で、おっさんと呼ばれてそうな男子四人にアラサー女子一人、ってメンツのせいか、作品中でわりと目立つ上に分かりやすいガーリー要素のせいか、
トークの内容の中には、やれ「やっぱり子宮で考える女には叶わない」とか、「監督本人が可愛いよね」とかいう、つまんねー話もちょっとあったり……。
あと、俺が自主映画に関して不勉強なせいで、申し訳ないけれど正直よく分からない話もあったかなー。
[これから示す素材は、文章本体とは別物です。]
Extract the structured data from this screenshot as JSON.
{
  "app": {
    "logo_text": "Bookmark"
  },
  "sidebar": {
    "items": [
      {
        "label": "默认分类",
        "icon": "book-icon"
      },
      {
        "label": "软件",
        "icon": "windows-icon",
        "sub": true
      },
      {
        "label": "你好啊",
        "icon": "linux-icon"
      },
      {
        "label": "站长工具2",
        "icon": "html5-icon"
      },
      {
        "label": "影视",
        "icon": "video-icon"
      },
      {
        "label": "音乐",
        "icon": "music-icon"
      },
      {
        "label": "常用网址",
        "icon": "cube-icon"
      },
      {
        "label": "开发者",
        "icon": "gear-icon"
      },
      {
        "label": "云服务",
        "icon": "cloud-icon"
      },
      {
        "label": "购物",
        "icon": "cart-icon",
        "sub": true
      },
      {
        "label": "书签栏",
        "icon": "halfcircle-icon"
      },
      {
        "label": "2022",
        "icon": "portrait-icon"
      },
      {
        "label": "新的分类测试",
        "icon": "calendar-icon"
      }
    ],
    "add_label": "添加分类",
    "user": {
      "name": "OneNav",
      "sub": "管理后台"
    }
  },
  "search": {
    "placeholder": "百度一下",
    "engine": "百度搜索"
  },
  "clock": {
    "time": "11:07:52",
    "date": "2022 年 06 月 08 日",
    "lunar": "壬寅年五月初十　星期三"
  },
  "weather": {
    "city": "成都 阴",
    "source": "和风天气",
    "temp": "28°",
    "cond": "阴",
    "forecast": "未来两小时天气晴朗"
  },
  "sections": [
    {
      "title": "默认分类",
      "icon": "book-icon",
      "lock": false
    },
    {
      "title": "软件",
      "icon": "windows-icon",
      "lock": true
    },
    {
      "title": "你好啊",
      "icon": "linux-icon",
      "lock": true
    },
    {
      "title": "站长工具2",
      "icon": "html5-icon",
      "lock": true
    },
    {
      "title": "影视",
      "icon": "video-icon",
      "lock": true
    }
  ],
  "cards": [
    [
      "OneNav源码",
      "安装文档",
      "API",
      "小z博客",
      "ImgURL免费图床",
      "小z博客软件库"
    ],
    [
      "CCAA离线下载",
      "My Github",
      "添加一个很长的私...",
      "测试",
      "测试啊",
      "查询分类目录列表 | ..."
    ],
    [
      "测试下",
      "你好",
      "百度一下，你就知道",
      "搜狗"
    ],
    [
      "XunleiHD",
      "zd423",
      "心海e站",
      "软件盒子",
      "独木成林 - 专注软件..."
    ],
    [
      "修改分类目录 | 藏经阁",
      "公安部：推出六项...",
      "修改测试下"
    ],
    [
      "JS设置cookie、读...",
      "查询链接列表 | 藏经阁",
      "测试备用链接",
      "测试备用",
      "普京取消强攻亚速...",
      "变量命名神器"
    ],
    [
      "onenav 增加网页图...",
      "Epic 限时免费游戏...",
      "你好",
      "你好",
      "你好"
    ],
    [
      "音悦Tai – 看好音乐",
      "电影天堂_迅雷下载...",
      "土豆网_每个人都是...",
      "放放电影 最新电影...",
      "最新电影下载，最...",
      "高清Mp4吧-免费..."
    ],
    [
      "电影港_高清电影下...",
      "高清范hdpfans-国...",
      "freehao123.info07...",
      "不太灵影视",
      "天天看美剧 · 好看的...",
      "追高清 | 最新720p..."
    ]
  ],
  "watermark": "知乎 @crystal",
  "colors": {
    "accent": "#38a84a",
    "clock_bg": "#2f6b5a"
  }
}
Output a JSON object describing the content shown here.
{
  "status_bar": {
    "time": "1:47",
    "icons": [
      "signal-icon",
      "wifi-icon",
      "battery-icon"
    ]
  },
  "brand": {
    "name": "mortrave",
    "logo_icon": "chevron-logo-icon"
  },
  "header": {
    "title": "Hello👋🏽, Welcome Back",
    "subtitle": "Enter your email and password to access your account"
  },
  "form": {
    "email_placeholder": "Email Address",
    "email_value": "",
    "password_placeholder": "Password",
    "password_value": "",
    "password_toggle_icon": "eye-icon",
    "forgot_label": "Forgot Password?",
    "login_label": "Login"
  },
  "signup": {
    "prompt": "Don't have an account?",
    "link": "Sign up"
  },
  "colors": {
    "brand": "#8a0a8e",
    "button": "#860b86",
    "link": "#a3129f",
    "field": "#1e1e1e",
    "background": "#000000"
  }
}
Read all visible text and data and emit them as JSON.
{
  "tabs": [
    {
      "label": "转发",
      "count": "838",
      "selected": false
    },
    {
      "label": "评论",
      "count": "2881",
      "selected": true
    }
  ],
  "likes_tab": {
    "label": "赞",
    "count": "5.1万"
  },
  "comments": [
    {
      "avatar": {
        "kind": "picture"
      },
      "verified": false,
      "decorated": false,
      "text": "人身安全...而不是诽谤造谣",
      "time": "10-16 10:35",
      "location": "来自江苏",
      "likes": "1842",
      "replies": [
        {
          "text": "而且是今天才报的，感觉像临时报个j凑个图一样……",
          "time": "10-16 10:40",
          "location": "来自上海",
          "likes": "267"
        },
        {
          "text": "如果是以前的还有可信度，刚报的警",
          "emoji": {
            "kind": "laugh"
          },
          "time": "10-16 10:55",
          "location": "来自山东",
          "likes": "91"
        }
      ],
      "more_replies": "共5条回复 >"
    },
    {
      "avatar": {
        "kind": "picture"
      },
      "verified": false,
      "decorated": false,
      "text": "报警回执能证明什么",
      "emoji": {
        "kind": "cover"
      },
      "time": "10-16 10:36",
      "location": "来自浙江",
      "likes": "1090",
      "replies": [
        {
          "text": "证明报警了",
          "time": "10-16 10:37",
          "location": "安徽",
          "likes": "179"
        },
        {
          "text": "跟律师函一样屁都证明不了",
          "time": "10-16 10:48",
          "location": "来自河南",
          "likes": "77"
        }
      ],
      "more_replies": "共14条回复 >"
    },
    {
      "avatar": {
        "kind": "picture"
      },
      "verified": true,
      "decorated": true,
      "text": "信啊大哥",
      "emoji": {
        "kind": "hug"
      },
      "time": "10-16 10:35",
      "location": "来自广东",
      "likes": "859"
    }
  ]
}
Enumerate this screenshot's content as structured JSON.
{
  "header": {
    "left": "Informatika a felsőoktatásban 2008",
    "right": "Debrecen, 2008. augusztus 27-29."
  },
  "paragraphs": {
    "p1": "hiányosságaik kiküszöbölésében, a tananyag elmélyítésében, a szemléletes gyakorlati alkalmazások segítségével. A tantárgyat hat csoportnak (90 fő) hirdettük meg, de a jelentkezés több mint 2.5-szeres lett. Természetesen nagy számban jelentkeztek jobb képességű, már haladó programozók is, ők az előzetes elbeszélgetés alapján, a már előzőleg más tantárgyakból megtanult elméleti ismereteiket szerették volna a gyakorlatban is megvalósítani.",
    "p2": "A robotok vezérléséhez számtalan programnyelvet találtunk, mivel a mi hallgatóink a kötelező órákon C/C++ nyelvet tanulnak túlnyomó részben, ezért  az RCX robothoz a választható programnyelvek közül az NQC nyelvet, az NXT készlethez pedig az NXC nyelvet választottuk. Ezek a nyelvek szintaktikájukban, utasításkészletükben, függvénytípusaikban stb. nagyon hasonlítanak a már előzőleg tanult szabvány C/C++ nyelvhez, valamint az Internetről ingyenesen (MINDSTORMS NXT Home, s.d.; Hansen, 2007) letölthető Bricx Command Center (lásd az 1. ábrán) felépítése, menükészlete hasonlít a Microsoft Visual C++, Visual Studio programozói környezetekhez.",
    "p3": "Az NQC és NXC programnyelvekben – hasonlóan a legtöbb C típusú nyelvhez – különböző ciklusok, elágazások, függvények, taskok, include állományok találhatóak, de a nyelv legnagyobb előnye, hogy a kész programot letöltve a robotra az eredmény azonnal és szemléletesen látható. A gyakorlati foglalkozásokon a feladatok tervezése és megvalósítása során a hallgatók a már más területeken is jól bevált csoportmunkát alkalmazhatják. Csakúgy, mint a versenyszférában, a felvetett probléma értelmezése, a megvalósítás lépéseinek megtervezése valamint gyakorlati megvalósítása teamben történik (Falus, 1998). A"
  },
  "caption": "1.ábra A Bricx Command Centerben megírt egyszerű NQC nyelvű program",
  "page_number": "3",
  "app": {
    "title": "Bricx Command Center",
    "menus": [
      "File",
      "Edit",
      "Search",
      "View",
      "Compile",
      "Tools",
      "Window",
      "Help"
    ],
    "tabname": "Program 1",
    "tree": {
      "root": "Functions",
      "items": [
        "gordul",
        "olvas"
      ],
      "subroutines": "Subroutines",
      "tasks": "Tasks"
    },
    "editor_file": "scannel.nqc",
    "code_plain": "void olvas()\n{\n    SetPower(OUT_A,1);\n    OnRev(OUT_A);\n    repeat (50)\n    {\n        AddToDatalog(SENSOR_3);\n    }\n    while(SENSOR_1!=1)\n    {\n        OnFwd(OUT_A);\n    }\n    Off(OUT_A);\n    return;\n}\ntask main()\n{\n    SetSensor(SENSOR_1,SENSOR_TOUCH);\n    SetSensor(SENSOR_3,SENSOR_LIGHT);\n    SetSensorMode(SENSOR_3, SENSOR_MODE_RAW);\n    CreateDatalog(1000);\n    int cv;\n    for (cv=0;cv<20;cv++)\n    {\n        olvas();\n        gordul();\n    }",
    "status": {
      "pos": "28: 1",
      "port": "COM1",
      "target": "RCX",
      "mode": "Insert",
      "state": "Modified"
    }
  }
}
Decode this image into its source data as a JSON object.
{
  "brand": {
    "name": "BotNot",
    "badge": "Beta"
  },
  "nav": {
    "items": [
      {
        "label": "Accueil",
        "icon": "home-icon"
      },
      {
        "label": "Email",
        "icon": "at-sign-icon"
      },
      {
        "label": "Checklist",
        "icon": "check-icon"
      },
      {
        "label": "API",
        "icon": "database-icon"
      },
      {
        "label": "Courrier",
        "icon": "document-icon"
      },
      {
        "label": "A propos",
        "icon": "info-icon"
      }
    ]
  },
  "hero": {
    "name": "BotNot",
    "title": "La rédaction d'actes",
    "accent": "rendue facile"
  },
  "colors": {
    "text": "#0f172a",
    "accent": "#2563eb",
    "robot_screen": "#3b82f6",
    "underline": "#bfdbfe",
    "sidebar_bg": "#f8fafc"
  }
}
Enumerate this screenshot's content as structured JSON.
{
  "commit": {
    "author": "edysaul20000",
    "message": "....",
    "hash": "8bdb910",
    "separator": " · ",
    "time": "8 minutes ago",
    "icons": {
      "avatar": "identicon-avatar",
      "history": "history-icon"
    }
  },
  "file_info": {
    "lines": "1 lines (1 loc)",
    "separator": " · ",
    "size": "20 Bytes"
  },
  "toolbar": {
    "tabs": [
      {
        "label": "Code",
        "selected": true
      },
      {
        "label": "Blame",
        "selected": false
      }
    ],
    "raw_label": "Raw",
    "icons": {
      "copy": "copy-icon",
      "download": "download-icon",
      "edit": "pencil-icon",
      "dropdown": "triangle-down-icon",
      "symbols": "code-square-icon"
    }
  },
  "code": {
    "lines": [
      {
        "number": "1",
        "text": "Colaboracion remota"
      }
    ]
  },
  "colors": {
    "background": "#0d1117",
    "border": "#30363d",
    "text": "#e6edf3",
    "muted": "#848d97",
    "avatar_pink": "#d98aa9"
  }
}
まあ、水曜料金の上タダだったからいいか、とは思いましたけど。

そんな中で俺が一番面白いと思った話はというと。

……作中、ヒロイン桃子の部屋には、片恋相手である涼介の写真とか、それを加工したポートレートみたいなのとかがベタベタ貼ってあって、その中にウォーホールの「マリリン」とかスープ缶あたりの例のアレみたいな感じのヤツがあるのね。
で、映画評論家?の人の一人がそれを取り上げて、ウォーホールはその辺の作品で、大量消費社会への批判を描いた訳で、それを引用したって事は云々、みたいな事を言ったんですよ。
でもそれを聞いた監督は「…そんな事意識してませんでした」って答えて、場内をズッコケさせた後で、「でも、そういう風に読んで頂ける事が嬉しいです」って言ったのね。
ああ、それはそうだろうなあ、「作る側」と「見る側」ってそんなもんだよなあ、と。

ウォーホールのあのスタイル、「コピーして色変えて反復」ってのは、もはやその元々の意図とか離れて「なんとなく格好いいもの」って扱いで広まってると思うし
(それがまたウォーホールの凄さ鋭さを証明してる、ってのはある気がするけど)、

なんつーか、俺は俺の見られる範囲内でしか、というか、俺の見たいようにしか物事を見られないよなーとは、専ら「見る側」でしかない俺がしばしば思うところなので。

……あと、竹葉監督は映画というより「映画祭」が好きで、それが昂じて映画を撮るようになったって事なんだけど、
イベント終盤に「こうやって映画の話をしている皆さん(男子四人)がみんなすごくいい顔をしている。好きな物について話す夜は、いい夜ですね」
みたいな事言いながら、ご本人もすごくニコニコ微笑んでたのがなんか良かったです。それ聞きながら俺も笑ってたような気がする。